We lack answers to fundamental questions, like what the brain does with most of its energy, or how diseases make neurons in the brain affect each other. An IBM researcher has uncovered what could be a start to these answers: a model for what the brain does at rest. Neuroscientist James Kozloski calls it “the Grand Loop."
 
"The brain consumes a great amount of energy doing nothing.

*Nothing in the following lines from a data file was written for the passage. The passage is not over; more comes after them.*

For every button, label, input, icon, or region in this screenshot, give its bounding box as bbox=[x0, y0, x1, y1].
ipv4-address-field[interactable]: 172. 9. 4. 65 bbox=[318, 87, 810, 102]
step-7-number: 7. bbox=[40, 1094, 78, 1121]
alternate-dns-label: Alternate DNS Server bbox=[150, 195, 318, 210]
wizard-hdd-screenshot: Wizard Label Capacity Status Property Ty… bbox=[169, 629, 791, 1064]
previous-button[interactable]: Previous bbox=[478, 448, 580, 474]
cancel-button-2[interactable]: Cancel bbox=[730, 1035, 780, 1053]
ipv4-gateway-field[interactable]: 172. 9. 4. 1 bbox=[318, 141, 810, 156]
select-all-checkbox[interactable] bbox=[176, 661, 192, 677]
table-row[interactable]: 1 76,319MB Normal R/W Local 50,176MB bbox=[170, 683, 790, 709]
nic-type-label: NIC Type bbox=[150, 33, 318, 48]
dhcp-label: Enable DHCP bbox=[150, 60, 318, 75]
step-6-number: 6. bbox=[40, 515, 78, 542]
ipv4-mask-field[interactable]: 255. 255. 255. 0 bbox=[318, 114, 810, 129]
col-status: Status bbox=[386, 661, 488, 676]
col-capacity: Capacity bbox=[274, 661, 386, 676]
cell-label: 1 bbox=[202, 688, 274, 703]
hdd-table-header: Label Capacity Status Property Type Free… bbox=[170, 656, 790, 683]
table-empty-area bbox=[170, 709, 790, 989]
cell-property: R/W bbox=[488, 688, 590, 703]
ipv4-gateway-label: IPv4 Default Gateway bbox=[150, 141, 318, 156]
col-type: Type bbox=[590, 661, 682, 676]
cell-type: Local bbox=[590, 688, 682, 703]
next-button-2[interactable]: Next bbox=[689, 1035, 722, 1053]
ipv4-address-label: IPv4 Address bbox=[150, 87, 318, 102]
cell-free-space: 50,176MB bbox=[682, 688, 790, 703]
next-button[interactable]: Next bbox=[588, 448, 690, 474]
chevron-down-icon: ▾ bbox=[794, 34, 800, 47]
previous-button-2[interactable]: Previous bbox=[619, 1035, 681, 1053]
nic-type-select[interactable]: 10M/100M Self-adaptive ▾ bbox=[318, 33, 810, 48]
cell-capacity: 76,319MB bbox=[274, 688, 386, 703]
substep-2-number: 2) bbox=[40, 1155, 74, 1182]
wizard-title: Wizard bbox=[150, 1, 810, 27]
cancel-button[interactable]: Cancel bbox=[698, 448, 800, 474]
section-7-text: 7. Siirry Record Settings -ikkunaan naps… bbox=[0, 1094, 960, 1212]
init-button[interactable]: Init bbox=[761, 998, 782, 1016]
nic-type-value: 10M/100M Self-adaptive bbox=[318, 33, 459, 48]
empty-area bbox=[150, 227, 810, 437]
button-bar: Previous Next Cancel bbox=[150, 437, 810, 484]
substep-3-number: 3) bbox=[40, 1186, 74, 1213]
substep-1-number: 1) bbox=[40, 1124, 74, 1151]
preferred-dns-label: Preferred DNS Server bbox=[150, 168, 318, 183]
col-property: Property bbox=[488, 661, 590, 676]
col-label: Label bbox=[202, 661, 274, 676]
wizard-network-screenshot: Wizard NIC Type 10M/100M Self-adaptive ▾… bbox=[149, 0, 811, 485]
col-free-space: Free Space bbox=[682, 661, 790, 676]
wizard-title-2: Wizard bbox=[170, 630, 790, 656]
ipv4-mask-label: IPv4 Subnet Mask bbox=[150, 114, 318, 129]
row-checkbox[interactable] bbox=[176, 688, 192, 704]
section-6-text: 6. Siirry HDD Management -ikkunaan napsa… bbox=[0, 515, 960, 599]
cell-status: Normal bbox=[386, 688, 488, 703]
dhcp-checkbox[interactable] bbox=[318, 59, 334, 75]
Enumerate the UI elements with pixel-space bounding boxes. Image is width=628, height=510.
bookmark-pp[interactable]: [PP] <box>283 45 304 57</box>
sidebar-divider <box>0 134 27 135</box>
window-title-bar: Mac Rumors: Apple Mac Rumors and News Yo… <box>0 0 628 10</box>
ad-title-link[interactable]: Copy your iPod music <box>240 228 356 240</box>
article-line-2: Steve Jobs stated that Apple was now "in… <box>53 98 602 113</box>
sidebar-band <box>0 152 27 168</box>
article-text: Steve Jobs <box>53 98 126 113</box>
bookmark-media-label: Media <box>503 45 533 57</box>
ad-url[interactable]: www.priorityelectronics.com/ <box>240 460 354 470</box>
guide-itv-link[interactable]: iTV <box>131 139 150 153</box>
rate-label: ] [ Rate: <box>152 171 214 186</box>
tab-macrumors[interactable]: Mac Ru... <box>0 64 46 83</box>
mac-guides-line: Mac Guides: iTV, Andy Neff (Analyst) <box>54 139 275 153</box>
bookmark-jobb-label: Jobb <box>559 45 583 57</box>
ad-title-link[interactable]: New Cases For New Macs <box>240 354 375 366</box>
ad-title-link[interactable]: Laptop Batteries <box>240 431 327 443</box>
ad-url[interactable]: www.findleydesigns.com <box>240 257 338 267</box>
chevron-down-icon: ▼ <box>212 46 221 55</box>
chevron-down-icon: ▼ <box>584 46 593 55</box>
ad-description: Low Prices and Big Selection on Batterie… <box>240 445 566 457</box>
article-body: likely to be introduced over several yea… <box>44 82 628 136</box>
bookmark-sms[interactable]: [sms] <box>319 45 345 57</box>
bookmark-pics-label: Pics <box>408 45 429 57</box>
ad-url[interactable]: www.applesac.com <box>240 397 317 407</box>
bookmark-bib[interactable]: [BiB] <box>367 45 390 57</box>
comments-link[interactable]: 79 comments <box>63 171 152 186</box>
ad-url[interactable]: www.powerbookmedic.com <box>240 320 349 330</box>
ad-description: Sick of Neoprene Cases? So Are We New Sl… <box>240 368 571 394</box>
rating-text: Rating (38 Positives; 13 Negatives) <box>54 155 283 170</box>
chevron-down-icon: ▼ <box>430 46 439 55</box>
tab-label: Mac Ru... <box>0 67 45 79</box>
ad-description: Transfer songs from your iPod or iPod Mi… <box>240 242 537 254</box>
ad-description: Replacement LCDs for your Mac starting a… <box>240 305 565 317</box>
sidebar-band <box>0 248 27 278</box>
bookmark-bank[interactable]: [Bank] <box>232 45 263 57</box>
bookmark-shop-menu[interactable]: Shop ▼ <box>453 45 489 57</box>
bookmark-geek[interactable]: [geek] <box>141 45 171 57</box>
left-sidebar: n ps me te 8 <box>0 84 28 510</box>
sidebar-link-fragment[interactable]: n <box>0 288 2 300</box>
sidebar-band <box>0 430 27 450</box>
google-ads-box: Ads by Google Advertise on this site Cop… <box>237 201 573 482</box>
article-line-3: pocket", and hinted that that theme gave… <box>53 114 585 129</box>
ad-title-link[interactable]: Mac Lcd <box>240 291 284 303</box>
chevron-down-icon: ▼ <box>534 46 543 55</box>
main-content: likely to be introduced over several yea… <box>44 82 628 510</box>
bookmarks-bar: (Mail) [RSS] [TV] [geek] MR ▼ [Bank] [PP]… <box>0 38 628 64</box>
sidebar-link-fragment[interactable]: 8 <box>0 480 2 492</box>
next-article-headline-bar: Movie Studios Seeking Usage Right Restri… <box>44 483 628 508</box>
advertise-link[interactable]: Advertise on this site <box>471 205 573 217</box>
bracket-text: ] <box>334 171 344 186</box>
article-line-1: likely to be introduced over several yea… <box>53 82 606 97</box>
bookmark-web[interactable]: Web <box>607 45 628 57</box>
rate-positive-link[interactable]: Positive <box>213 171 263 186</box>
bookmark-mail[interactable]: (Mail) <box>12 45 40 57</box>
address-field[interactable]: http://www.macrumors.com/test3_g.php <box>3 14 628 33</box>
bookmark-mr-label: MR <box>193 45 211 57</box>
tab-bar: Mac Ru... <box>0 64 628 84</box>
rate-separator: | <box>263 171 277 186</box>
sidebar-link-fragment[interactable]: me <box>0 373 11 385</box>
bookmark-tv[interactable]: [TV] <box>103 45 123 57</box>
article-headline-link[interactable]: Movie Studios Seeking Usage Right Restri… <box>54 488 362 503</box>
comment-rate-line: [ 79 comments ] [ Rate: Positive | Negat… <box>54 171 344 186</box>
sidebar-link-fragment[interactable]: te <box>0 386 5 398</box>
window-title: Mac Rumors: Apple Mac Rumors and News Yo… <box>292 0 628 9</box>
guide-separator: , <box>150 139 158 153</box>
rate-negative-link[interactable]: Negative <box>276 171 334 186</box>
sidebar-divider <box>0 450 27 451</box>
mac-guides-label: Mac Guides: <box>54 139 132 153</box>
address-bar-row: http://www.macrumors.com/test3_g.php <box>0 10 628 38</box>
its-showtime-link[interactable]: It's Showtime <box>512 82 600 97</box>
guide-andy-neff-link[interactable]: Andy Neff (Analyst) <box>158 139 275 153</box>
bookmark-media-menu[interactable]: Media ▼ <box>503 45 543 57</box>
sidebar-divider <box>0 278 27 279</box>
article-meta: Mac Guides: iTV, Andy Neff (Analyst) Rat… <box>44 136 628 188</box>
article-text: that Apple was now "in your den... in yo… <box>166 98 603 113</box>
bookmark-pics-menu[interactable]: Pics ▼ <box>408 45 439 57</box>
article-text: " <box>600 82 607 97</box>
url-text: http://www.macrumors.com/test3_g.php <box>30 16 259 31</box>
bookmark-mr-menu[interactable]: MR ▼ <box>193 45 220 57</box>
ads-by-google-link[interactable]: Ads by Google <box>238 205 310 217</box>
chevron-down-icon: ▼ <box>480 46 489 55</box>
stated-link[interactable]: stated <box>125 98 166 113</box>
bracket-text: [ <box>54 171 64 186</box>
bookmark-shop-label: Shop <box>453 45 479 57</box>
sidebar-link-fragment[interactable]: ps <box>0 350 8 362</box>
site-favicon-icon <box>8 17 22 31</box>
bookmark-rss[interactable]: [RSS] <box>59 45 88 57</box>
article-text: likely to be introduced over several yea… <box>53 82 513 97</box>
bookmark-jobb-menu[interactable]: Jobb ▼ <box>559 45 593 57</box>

It’s a great mystery of neuroscience,” Kozloski said. "You don’t spend that much energy on noise unless there’s a really good reason.”
 
Kozloski says about 90 percent of the energy consumed by the brain is unaccounted for, which is a considerable amount given that the brain takes 20 percent of the body’s total energy.
 
He proposes that the brain is actually always looping signals through a series of pathways in the brain, made of neurons and tissue. Kozloski says these pathways are like city streets, and the brain is always tracing them, retracing them, and then tracing them again.
 
The pathways themselves lead through three areas of function in the brain: sensory (what’s happening), behavioral (what can I do about it), and limbic (what does it mean to me).
 
There are areas of the brain that incorporate new information, but Kozloski credits much of the brain’s energy to these cycling processes. Since the pattern is cyclical, it’s described as a "closed loop,” rather than the traditional way of thinking, that the brain gets inputs from the world and turns that into outputs as bodily interaction.
 
In order to test this theory, Kozloski ran the model through IBM’s neural tissue simulator, a set of algorithms that mimics the way neurons fire in the brain. While we can see brain activity on fMRIs, this research gives us a better understanding of what’s going on in those scans, and makes it easier to study neurological disease.
 
Kozloski mentions that from an evolutionary perspective, this could be the mechanisms that humans use to predict what could happen in new situations, drawing from past experiences.
 
But one immediate application of this knowledge could be towards Huntington’s disease research. Since we now have a theory about how neurons orchestrate their communication, we can look at how neurons physically affect each other, as IBM suspects is the case in Huntington’s.